What else did Donald Trump do this week?
Fact-checking. Last Sunday, the New Yorker reported about an incident where Trump joked about his vice-president's faith. The aggressively unchurched Trump likes to poke fun at Pence's religiosity--"to let Pence know who's boss," in the words of one source. On the subject of gay rights, the article quoted Trump as saying that Pence wanted to "hang them all."
Not surprisingly, Trump denied it all. But in doing so he may have set a personal best for calling people liars. In a statement issued after Trump's denial, the New Yorker said:
In the course of fact-checking this piece, we talked to more than sixty people to confirm the reporting contained therein, including senior White House officials, a senior member of the Vice-President’s office, the RGA [Republican Governors' Associaton], Rep. Elijah Cummings, and multiple people who were in the room when President Trump joked that Vice-President Pence "wants to hang" gay people. We stand by the story.The White House did not issue a clarification on whether all sixty-plus people in the room were lying or simply mistaken.
Obamacare. In explaining his refusal to continue making the CSR payments required under the Affordable Care Act, Trump said this on Monday: "Obamacare is finished. It’s dead. It’s gone. You shouldn’t even mention it. It’s gone.

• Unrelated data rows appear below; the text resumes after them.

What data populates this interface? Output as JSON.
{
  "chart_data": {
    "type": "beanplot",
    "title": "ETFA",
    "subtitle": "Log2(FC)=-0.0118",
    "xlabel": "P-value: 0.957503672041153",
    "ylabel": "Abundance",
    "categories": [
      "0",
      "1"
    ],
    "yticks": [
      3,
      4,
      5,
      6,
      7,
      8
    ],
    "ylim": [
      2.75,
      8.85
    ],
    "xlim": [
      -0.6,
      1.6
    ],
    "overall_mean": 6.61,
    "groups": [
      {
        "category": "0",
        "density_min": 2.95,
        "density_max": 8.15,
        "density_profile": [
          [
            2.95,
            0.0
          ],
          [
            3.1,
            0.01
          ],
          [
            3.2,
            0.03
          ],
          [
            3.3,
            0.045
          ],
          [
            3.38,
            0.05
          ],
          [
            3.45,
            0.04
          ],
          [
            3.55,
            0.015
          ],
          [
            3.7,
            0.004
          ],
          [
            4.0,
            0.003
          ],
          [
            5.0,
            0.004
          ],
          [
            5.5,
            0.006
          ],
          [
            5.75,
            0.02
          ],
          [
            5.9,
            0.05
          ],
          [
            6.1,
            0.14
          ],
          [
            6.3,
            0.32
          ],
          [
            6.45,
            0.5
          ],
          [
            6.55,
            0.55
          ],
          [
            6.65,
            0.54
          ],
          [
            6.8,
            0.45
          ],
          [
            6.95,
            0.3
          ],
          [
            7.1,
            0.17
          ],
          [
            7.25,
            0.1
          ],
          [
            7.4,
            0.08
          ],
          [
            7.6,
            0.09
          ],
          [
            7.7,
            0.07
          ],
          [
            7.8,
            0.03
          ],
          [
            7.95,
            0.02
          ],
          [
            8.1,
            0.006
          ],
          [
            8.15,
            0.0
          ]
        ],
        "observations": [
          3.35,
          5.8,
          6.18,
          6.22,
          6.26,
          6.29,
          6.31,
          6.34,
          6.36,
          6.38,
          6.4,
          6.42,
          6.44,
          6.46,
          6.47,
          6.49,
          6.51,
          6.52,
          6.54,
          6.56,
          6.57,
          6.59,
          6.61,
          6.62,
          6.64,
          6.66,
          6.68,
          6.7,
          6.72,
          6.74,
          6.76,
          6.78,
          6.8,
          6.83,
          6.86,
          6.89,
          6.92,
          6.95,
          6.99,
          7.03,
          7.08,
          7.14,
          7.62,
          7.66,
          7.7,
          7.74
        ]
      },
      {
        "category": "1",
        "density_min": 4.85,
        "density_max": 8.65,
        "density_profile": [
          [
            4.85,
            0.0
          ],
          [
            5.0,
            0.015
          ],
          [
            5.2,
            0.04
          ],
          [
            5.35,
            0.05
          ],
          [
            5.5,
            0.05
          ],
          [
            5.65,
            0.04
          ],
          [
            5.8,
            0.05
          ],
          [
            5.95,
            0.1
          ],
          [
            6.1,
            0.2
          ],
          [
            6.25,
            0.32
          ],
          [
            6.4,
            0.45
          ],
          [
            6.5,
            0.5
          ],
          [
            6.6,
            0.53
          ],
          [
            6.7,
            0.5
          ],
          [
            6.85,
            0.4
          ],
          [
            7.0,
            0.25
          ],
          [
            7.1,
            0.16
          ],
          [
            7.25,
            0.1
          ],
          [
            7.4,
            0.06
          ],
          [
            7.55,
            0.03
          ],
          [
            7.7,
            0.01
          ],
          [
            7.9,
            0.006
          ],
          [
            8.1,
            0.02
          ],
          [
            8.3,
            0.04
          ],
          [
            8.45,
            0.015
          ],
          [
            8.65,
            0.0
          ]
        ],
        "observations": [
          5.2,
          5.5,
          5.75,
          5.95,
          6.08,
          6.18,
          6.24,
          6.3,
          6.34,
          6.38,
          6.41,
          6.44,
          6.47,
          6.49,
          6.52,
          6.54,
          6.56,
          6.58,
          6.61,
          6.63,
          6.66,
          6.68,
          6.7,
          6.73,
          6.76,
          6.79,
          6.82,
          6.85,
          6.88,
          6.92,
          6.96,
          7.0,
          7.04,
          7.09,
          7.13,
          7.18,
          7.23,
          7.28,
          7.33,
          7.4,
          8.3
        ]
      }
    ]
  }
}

There is no such thing as Obamacare anymore."
In fact, the ACA (also known as Obamacare) remains law, and Trump remains obliged to administer it in keeping with his presidential oath to "faithfully execute the Office of President of the United States" and his constitutional obligation to "take care that the laws be faithfully executed." But oaths and obligations aside, Trump has continued to try to sabotage enrollment, which will necessarily raise premiums for those who remain insured.
In related news, it was announced this week that the uninsured rate rose for the first time since the ACA took effect.

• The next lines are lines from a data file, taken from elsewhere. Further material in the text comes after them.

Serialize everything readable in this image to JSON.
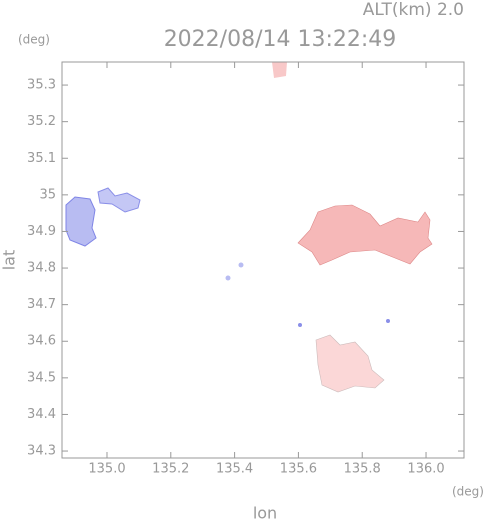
{
  "chart_data": {
    "type": "map",
    "title": "2022/08/14 13:22:49",
    "subtitle": "ALT(km) 2.0",
    "y_unit": "(deg)",
    "x_unit": "(deg)",
    "x_label": "lon",
    "y_label": "lat",
    "xlim": [
      134.859,
      136.119
    ],
    "ylim": [
      34.281,
      35.363
    ],
    "xticks": [
      {
        "value": 135,
        "label": "135.0"
      },
      135.2,
      135.4,
      135.6,
      135.8,
      {
        "value": 136,
        "label": "136.0"
      }
    ],
    "yticks": [
      34.3,
      34.4,
      34.5,
      34.6,
      34.7,
      34.8,
      34.9,
      35.0,
      35.1,
      35.2,
      35.3
    ]
  }
}
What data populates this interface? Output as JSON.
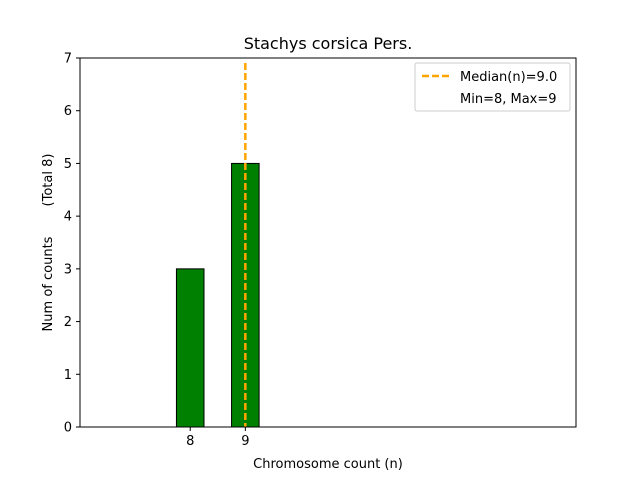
{
  "chart_data": {
    "type": "bar",
    "title": "Stachys corsica Pers.",
    "xlabel": "Chromosome count (n)",
    "ylabel": "Num of counts",
    "ylabel_secondary": "(Total 8)",
    "xlim": [
      6,
      15
    ],
    "ylim": [
      0,
      7
    ],
    "bar_width": 0.5,
    "bars": [
      {
        "x": 8,
        "value": 3
      },
      {
        "x": 9,
        "value": 5
      }
    ],
    "x_ticks": [
      {
        "value": 8,
        "label": "8"
      },
      {
        "value": 9,
        "label": "9"
      }
    ],
    "y_ticks": [
      {
        "value": 0,
        "label": "0"
      },
      {
        "value": 1,
        "label": "1"
      },
      {
        "value": 2,
        "label": "2"
      },
      {
        "value": 3,
        "label": "3"
      },
      {
        "value": 4,
        "label": "4"
      },
      {
        "value": 5,
        "label": "5"
      },
      {
        "value": 6,
        "label": "6"
      },
      {
        "value": 7,
        "label": "7"
      }
    ],
    "baseline_end_x": 12.2,
    "median_line": {
      "x": 9.0
    },
    "legend": {
      "position": "top-right",
      "entries": [
        {
          "label": "Median(n)=9.0",
          "style": "dashed-line"
        },
        {
          "label": "Min=8, Max=9",
          "style": "none"
        }
      ]
    },
    "grid": false,
    "colors": {
      "bar": "#008000",
      "bar_edge": "#000000",
      "median": "#FFA500"
    }
  }
}
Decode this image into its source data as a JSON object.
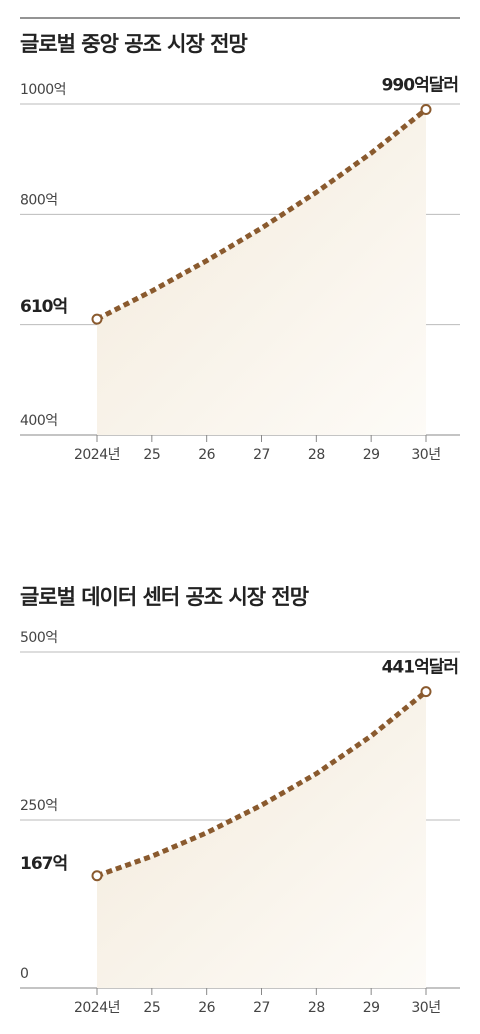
{
  "chart_data": [
    {
      "type": "line",
      "title": "글로벌 중앙 공조 시장 전망",
      "categories": [
        "2024년",
        "25",
        "26",
        "27",
        "28",
        "29",
        "30년"
      ],
      "values": [
        610,
        661,
        716,
        775,
        840,
        911,
        990
      ],
      "value_labels": [
        "610억",
        null,
        null,
        null,
        null,
        null,
        "990억달러"
      ],
      "color": "#8a5a2e",
      "ylim": [
        400,
        1000
      ],
      "yticks": [
        {
          "value": 400,
          "label": "400억"
        },
        {
          "value": 600,
          "label": null
        },
        {
          "value": 800,
          "label": "800억"
        },
        {
          "value": 1000,
          "label": "1000억"
        }
      ],
      "grid": true
    },
    {
      "type": "line",
      "title": "글로벌 데이터 센터 공조 시장 전망",
      "categories": [
        "2024년",
        "25",
        "26",
        "27",
        "28",
        "29",
        "30년"
      ],
      "values": [
        167,
        196,
        231,
        272,
        319,
        375,
        441
      ],
      "value_labels": [
        "167억",
        null,
        null,
        null,
        null,
        null,
        "441억달러"
      ],
      "color": "#8a5a2e",
      "ylim": [
        0,
        500
      ],
      "yticks": [
        0,
        {
          "value": 250,
          "label": "250억"
        },
        {
          "value": 500,
          "label": "500억"
        }
      ],
      "grid": true
    }
  ]
}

Niger. Trump spent much of the week trying to make the issue of his silence on the Niger attacks about Rep. Frederica Wilson (D-FL). It was Wilson who publicized the details of Trump's belated phone call to Army widow Myesha Johnson, in which he seemed unsure of the identity of her husband, Sgt. La David Johnson, and took it upon himself to explain military duty to her.
Thursday, while defending Trump during this week's bizarre condolence scandal, chief of staff and former Marine general John Kelly made a number of false statements. In particular he pronounced himself "stunned" when, in 2015, he saw Rep. Wilson had made self-aggrandizing claims at the dedication of a new FBI building in Miami about her role in getting funding for it.

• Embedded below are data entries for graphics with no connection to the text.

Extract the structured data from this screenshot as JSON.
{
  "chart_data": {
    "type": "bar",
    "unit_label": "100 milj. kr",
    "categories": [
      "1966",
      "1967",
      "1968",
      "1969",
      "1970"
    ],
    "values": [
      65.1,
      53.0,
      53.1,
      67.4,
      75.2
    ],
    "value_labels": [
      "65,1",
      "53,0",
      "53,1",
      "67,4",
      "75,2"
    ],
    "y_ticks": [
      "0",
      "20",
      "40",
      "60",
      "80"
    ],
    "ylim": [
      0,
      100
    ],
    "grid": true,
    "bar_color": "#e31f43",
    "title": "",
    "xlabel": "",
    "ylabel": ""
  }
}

But, as Wilson herself pointed out, the FBI building in question had been funded before she even entered Congress, and her role was limited to helping get the building renamed for two FBI agents killed in the line of duty. Within hours, videotape had surfaced proving Wilson right: her remarks lavish praise on the Republican members of Congress who helped pass the necessary legislation. At no point does she make any of the statements Kelly claimed to have heard and been "stunned" by.
Asked the following day about whether Kelly would address his false claims, press secretary Sarah Huckabee Sanders bristled: "If you want to go after General Kelly, that is up to you. If you want to get into a debate with a four-star Marine general, I think that is something highly inappropriate."
Predictably, the idea that military officers (retired or otherwise) are beyond question by civilians and the press did not go over well with Republicans, Democrats, other generals, the media, or almost anyone outside the Trump administration. Trump himself has a long history of criticizing generals and ran on the claim that he knew more than them about how to fight ISIS.
Why do these things matter?
- Suggesting that the military is beyond question by mere civilians is un-American.
- Laws do not cease to exist just because a president wishes they would.
- A president who cannot or will not fulfill his oath of office should not be in office.
- Presidents who don't want to be seen as hostile to religion shouldn't make fun of a person's faith in front of sixty witnesses.